Aku tidak tahu harus berbuat apa. Jadi dengan kaku kuusap punggungnya yang bergetar, membiarkan para dokter dan perawat membereskan peralatan dan menutupi sang pasien dengan selimut putihnya. Mereka kembali berwajah keras, menaha semua gejolak, dan berusaha tidak menumpahkan perasaan apa-apa. Sangat terlatih karena terbiasa.
Lalu kami berdua berjalan lesu ke luar. Melewati sembarang selasar dan perempatan. Kami melangkah begitu saja tanpa arah. Sampai kemudian tapak kakiku berhenti mendadak karena seorang anak kecil lewat.
"Yah, ayo cepat!"
Pria tambun berwajah kelelahan tertatih-tatih di belakangnya. "Sabar."
"Aku mau lihat dedek."
"Iya, iya."
Aku berinisiatif menarik tangan temanku dan membawanya mengikuti ayah dan anak tersebut. Lalu kami memasuki ruang persalinan. Ada banyak teriakan teredam dan wajah-wajah kuyu di koridor. Para bidan dan perawat bolak-balik menuntun ibu hamil naik ke ranjang dorong dan membawa bayi-bayi baru lahir ke tempat khusus.
Anak kecil tadi dibantu ayahnya melongok ke dalam ruang kaca yang menghamparkan belasan bayi baru lahir berbungkus selimut nyaman.
"Mana dedek, Yah?"
"Itu, di sana." Ia menunjuk, aku tidak tahu yang mana. Karena sejurus kemudian, sepasang suami istri mengepak peralatan mereka sendiri dari ruang perawatan dan membawa bayinya pulang. Bayi merah itu tergolek lembut dalam gendongan sang ibu. Wajah kedua orang tuanya berbinar cerah. Sang ibu tak henti-hentinya mengajak anaknya berbicara .
"Siapa anak mama? Siapa anak mama? Uw, cu cu cu." Ibu itu memajukan bibirnya dan mulai meniru suara bayinya mencecap bibir. Suaminya tertawa, ikut mengelus kepala sang anak dengan bahagia.
Tanpa sengaja air mataku mengalir. Aku segera menyekanya kemudian mengajak temanku yang menenang untuk pergi dari ruang tersebut.
Kami berdua terdampar di taman rumah sakit, berbaring begitu saja dan yakin, kami tak terlihat saat ini oleh kekuatan-entah-apa-namanya-yang-melindungi-kami-sekarang.
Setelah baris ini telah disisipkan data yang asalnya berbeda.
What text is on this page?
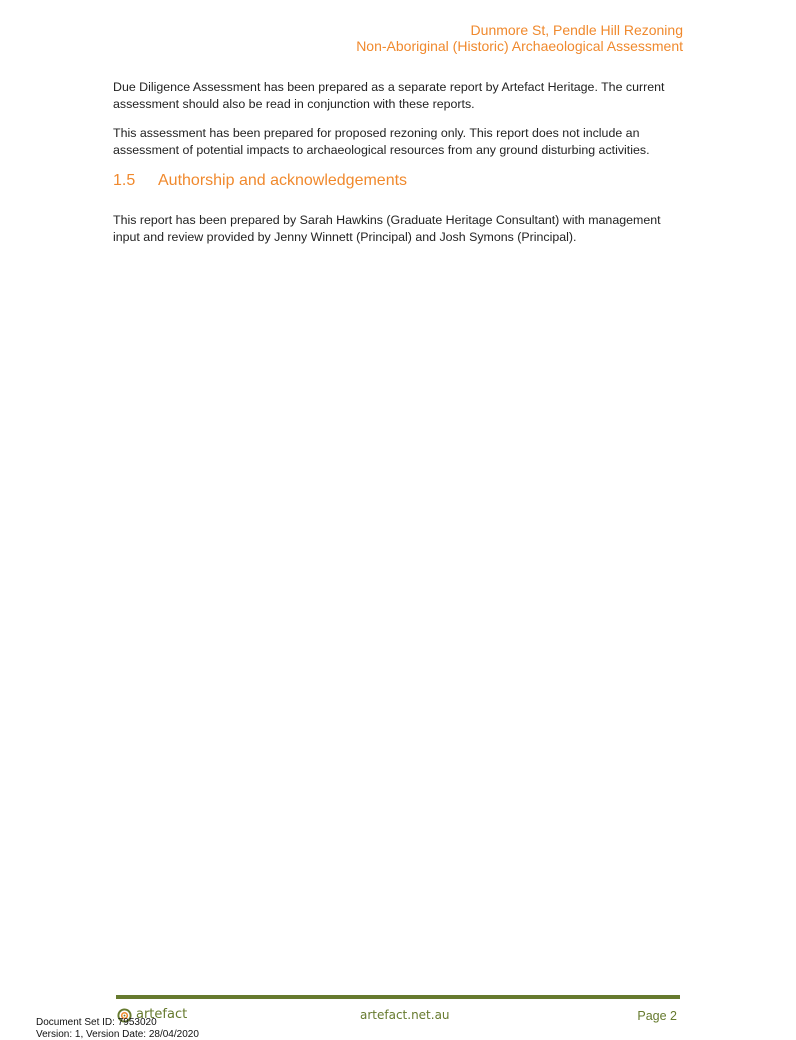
Dunmore St, Pendle Hill Rezoning
Non-Aboriginal (Historic) Archaeological Assessment

Due Diligence Assessment has been prepared as a separate report by Artefact Heritage. The current assessment should also be read in conjunction with these reports.

This assessment has been prepared for proposed rezoning only. This report does not include an assessment of potential impacts to archaeological resources from any ground disturbing activities.

1.5 Authorship and acknowledgements

This report has been prepared by Sarah Hawkins (Graduate Heritage Consultant) with management input and review provided by Jenny Winnett (Principal) and Josh Symons (Principal).

artefact	artefact.net.au	Page 2
Document Set ID: 7953020
Version: 1, Version Date: 28/04/2020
Bau rumput dan langit biru menyambut inderaku. Rasanya ada sesuatu yang mengisi relung hatiku sekarang. Aku pun menjulurkan tangan menggapai awan, dan menangkap harapan yang terhampar di udara lalu menggenggamnya kuat-kuat. Tangan laki-laki itu ikut terjulur ke atas. Wajahnya menghampa, raut tengilnya lenyap berganti kekosongan. Seolah ia baru saja membiarkan harapannya terurai di udara.